News

Bisnis

Super Skor

Sport

Seleb

Lifestyle

Travel

Lifestyle

Tribunners

Video

Tribunners

Kilas Kementerian

Images

Tantangan dan Strategi Hilirisasi Mineral dan Batu Bara Dalam Negeri

Penulis: Lita Febriani
Editor: Hendra Gunawan
AA

Text Sizes

Medium

Large

Larger

Presiden Joko Widodo saat melakukan groundbreaking proyek hilirisasi batu bara menjadi dimetil eter (DME) di Kabupaten Muara Enim, Sumatera Selatan beberapa waktu lalu

Laporan Wartawan Tribunnews.com, Lita Febriani

TRIBUNNEWS.COM, JAKARTA - Hilirisasi sektor mineral dan batu bara memiliki tantangan dari segala aspek. Oleh karenanya, pemerintah mendorong agar semua sektor bisa dilakukan hilirisasi mineral untuk mendapatkan nilai tambah.

Staf Khusus Menteri Energi dan Sumber Daya Mineral (ESDM) Irwandy Arif, menyebut industri hilirisasi sesuai dengan pohon industri belum semuanya dapat dilakukan di Indonesia.

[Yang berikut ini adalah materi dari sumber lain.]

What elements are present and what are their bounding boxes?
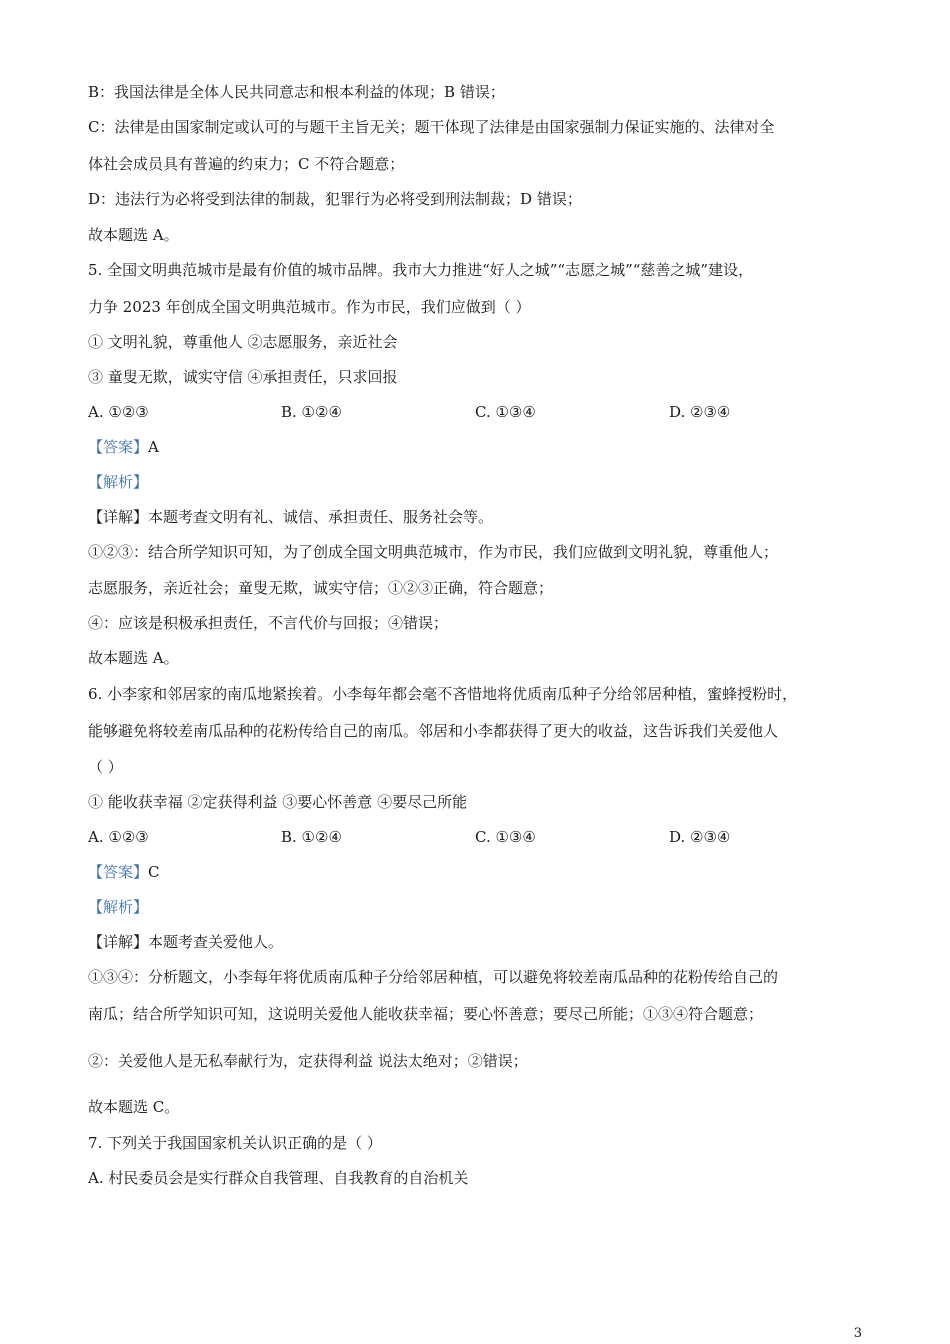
q6-stem-line3: （ ） — [88, 758, 123, 776]
page-number: 3 — [853, 1326, 862, 1341]
q5-answer — [88, 437, 159, 457]
q6-items: ① 能收获幸福 ②定获得利益 ③要心怀善意 ④要尽己所能 — [88, 793, 468, 811]
q6-option-a: A. ①②③ — [88, 828, 149, 846]
q7-option-a: A. 村民委员会是实行群众自我管理、自我教育的自治机关 — [88, 1169, 469, 1187]
q5-option-b: B. ①②④ — [281, 403, 342, 421]
prev-explanation-c-line2: 体社会成员具有普遍的约束力；C 不符合题意； — [88, 155, 405, 173]
answer-value: A — [148, 438, 159, 456]
q6-answer — [88, 862, 160, 882]
prev-conclusion: 故本题选 A。 — [88, 226, 179, 244]
q5-stem-line1: 5. 全国文明典范城市是最有价值的城市品牌。我市大力推进“好人之城”“志愿之城”“慈善之城”建设， — [88, 261, 754, 279]
q6-explanation-line2: 南瓜；结合所学知识可知，这说明关爱他人能收获幸福；要心怀善意；要尽己所能；①③④符合题意； — [88, 1005, 764, 1023]
answer-value: C — [148, 863, 160, 881]
q6-stem-line2: 能够避免将较差南瓜品种的花粉传给自己的南瓜。邻居和小李都获得了更大的收益，这告诉我们关爱他人 — [88, 722, 779, 740]
q5-items-line2: ③ 童叟无欺，诚实守信 ④承担责任，只求回报 — [88, 368, 398, 386]
q6-conclusion: 故本题选 C。 — [88, 1098, 180, 1116]
prev-explanation-b: B：我国法律是全体人民共同意志和根本利益的体现；B 错误； — [88, 83, 505, 101]
q6-detail: 【详解】本题考查关爱他人。 — [88, 933, 284, 951]
q5-option-c: C. ①③④ — [475, 403, 536, 421]
q5-items-line1: ① 文明礼貌，尊重他人 ②志愿服务，亲近社会 — [88, 333, 398, 351]
q7-stem: 7. 下列关于我国国家机关认识正确的是（ ） — [88, 1134, 382, 1152]
q6-stem-line1: 6. 小李家和邻居家的南瓜地紧挨着。小李每年都会毫不吝惜地将优质南瓜种子分给邻居种植，蜜蜂授粉时， — [88, 685, 798, 703]
q5-analysis-tag: 【解析】 — [88, 473, 149, 491]
answer-tag: 【答案】 — [88, 863, 149, 881]
prev-explanation-c-line1: C：法律是由国家制定或认可的与题干主旨无关；题干体现了法律是由国家强制力保证实施的、法律对全 — [88, 118, 775, 136]
q5-stem-line2: 力争 2023 年创成全国文明典范城市。作为市民，我们应做到（ ） — [88, 298, 531, 316]
q6-explanation-line1: ①③④：分析题文，小李每年将优质南瓜种子分给邻居种植，可以避免将较差南瓜品种的花粉传给自己的 — [88, 968, 779, 986]
q6-option-c: C. ①③④ — [475, 828, 536, 846]
q5-option-a: A. ①②③ — [88, 403, 149, 421]
q6-explanation-line3: ②：关爱他人是无私奉献行为，定获得利益 说法太绝对；②错误； — [88, 1052, 528, 1070]
q5-option-d: D. ②③④ — [669, 403, 731, 421]
q6-analysis-tag: 【解析】 — [88, 898, 149, 916]
q6-option-d: D. ②③④ — [669, 828, 731, 846]
q5-explanation-line2: 志愿服务，亲近社会；童叟无欺，诚实守信；①②③正确，符合题意； — [88, 579, 554, 597]
q5-detail: 【详解】本题考查文明有礼、诚信、承担责任、服务社会等。 — [88, 508, 494, 526]
q6-option-b: B. ①②④ — [281, 828, 342, 846]
prev-explanation-d: D：违法行为必将受到法律的制裁，犯罪行为必将受到刑法制裁；D 错误； — [88, 190, 582, 208]
q5-conclusion: 故本题选 A。 — [88, 649, 179, 667]
q5-explanation-line1: ①②③：结合所学知识可知，为了创成全国文明典范城市，作为市民，我们应做到文明礼貌，尊重他人； — [88, 543, 779, 561]
q5-explanation-line3: ④：应该是积极承担责任，不言代价与回报；④错误； — [88, 614, 449, 632]
answer-tag: 【答案】 — [88, 438, 149, 456]
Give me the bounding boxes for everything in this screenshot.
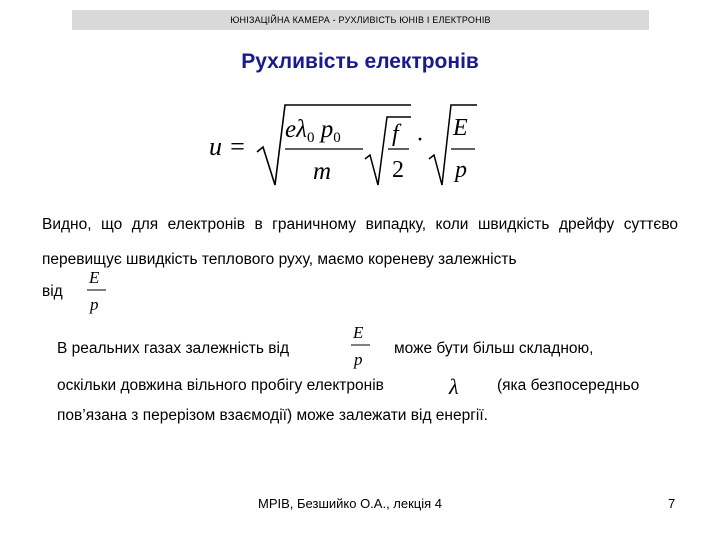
paragraph-1: Видно, що для електронів в граничному випадку, коли швидкість дрейфу суттєво перевищує швидкість теплового руху, маємо кореневу залежність (42, 216, 678, 268)
formula-dot: · (416, 127, 424, 153)
inline-fraction-den: p (90, 295, 99, 314)
line-3-end: (яка безпосередньо (497, 377, 640, 394)
formula-lhs: u = (209, 132, 247, 161)
line-3-start: оскільки довжина вільного пробігу електронів (57, 377, 384, 394)
formula-numerator-1: $e\lambda_0$ $p_0$ (285, 116, 341, 146)
line-2-end: може бути більш складною, (394, 340, 594, 357)
slide-title: Рухливість електронів (241, 50, 479, 73)
line-4: пов’язана з перерізом взаємодії) може залежати від енергії. (57, 407, 488, 424)
inline-fraction-e-over-p-1 (86, 265, 110, 317)
inline-fraction-num: E (89, 268, 100, 287)
slide-header-bar (72, 10, 649, 30)
formula-denominator-1: m (313, 158, 332, 185)
footer-author: МРІВ, Безшийко О.А., лекція 4 (258, 496, 443, 511)
inline-lambda-symbol (447, 374, 471, 400)
inline-fraction-den: p (354, 350, 363, 369)
inner-radical-sign (365, 117, 411, 185)
inline-fraction-e-over-p-2 (350, 320, 374, 372)
inline-fraction-num: E (353, 323, 364, 342)
formula-numerator-3: E (453, 115, 468, 141)
lambda-glyph: λ (449, 374, 459, 399)
page-number: 7 (668, 496, 676, 511)
formula-denominator-3: p (455, 157, 467, 183)
paragraph-1-end: від (42, 283, 63, 300)
mobility-formula (205, 97, 495, 192)
slide-header-text: ЮНІЗАЦІЙНА КАМЕРА - РУХЛИВІСТЬ ЮНІВ І ЕЛЕКТРОНІВ (230, 15, 491, 25)
line-2-start: В реальних газах залежність від (57, 340, 289, 357)
formula-numerator-2: f (392, 121, 399, 147)
formula-denominator-2: 2 (392, 157, 404, 183)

Baca juga: Kemenperin: Hilirisasi Lada Kunci Sukses Dongkrak Pertumbuhan Industri Kecil dan Menengah

"Harapannya, untuk industri yang belum dilakukan di Indonesia bisa mulai dibangun dan dikembangkan dan untuk industri yang sudah ada dapat dilakukan lebih hilir lagi untuk mengoptimalkan manfaat dari eksploitasi mineral dan batubara," tutur Irwandi dalam diskusi Kesiapan Industri Pendukung Dalam Menyerap Produk Hilirasi, Menara Kompas, Jakarta, Selasa (3/9/2023).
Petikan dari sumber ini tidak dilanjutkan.